Cilento: la Magna Grecia con i piedi nel mare limpido

Il blu e il verde sono i colori dominanti di quella zona della Campania che prende il nome di Cilento. Il mare limpido accarezza alcune delle spiagge più belle d’Italia, che hanno convinto l’UNESCO a dichiarare quest’area Patrimonio dell’Umanità. Ma oltre alla sabbia di Cala Bianca, Ascea e Pollica – solo per citare alcuni dei luoghi più amati della costa – la riviera riserva agli occhi un corollario naturale di boschi, uliveti e torrenti che si alternano a borghi ostinatamente aggrappati alla roccia o distesi a godersi il sole sul bagnasciuga. Cornice di lusso, il Parco nazionale del Cilento e del Vallo di Diano – il più grande d’Italia – con siti archeologici mitici come Paestum e Velia.
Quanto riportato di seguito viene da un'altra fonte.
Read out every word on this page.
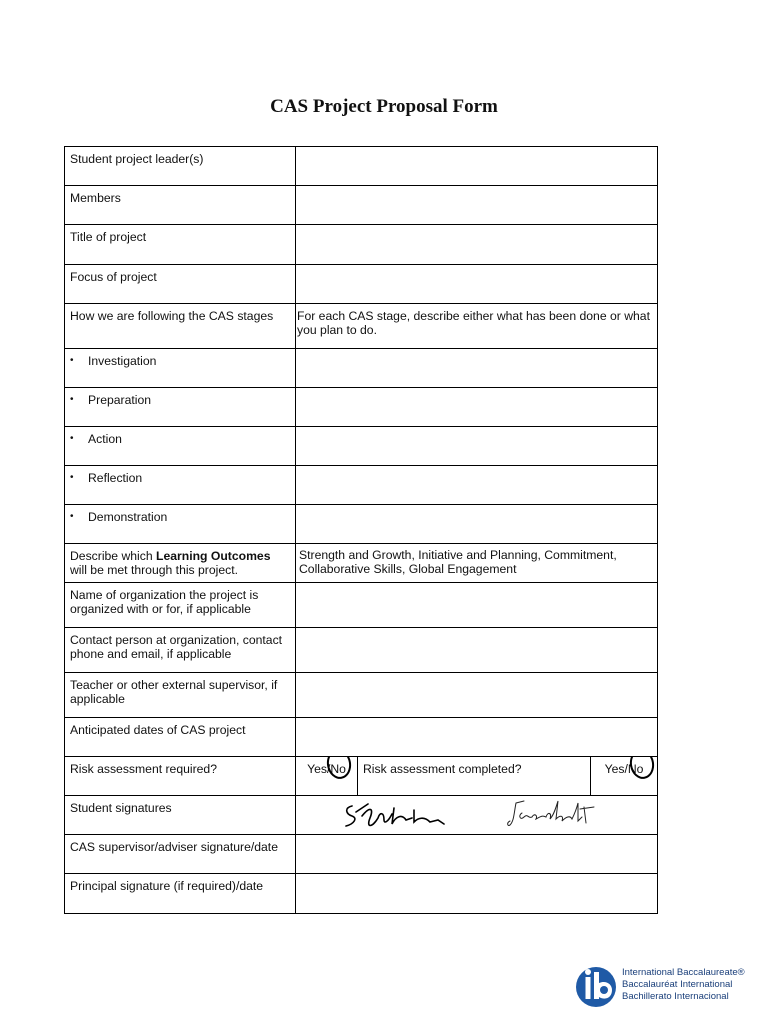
CAS Project Proposal Form
Student project leader(s)			
Members			
Title of project			
Focus of project			
How we are following the CAS stages	For each CAS stage, describe either what has been done or what you plan to do.		
• Investigation			
• Preparation			
• Action			
• Reflection			
• Demonstration			
Describe which Learning Outcomes will be met through this project.	Strength and Growth, Initiative and Planning, Commitment, Collaborative Skills, Global Engagement		
Name of organization the project is organized with or for, if applicable			
Contact person at organization, contact phone and email, if applicable			
Teacher or other external supervisor, if applicable			
Anticipated dates of CAS project			
Risk assessment required?	Yes/No	Risk assessment completed?	Yes/No

Student signatures	

CAS supervisor/adviser signature/date			
Principal signature (if required)/date			
International Baccalaureate®
Baccalauréat International
Bachillerato Internacional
Cosa fare con i bambini in Cilento

Magna Grecia

Patrimonio dell’Umanità UNESCO, l’area archeologica di Paestum offre l’opportunità di prendere esempio dalla Tomba del Tuffatore conservata nel Museo Archeologico e buttarsi mani e piedi nell’Antica Grecia, tra templi dorici e testimonianze di un passato glorioso come il Foro, l’Agorà e l’Anfiteatro.

È solo una bufala

Nota in tutto il mondo, la mozzarella di bufala campana è il frutto di un lavoro affascinante e di una tradizione conservata nei numerosi caseifici che costellano il Cilento. Una visita in una delle tante rinomate strutture della zona è un piacere per gli occhi e per lo stomaco.

Uno scoglio fantastico

Simbolo del Cilento ma anche dell’anima leggendaria e mitologica del mare e della Campania, Palinuro è un concentrato di grotte, insenature e suggestioni che non abbandonano il cuore e la fantasia di chi viene anche solo una volta.

Un fiume sotto la terra

Con un’estensione di circa 3mila metri nel massiccio dei Monti Alburni, le Grotte dell’Angelo di Pertosa sono l’immagine stessa dell’avventura: nell’unico sito speleologico europeo dove sia possibile navigare su un fiume sotterraneo, si alternano forme e colori suggestivi di stalattiti e stalagmiti.

Un’oasi di pace

Gli amanti della natura non avrebbero dubbi: con più di 600 ettari di paesaggi incontaminati e un fiume che si inabissa per dare vita a cascare e laghetti, prima di riemergere da una grotta carsica, l’Oasi di Morigerati è una delle perle che non può mancare nella vacanza di un piccolo turista del Cilento.

Cosa mangiare di buono in Cilento

Dieta Mediterranea

Il Cilento è una delle terre che si contendono la paternità della dieta mediterranea, proclamata nel 2014 Patrimonio Immateriale dell’Umanità dall’UNESCO. Alla ricerca di un piatto tipico, è dunque forse il caso di sostituire il tentativo di assaggiare un po’ di tutto, per farsi un’idea del sapore di questa terra: l’olio, il grano e i legumi sono famosi in tutto il mondo. E poi, se rimane un po’ di spazio, la mozzarella di bufala non ha eguali.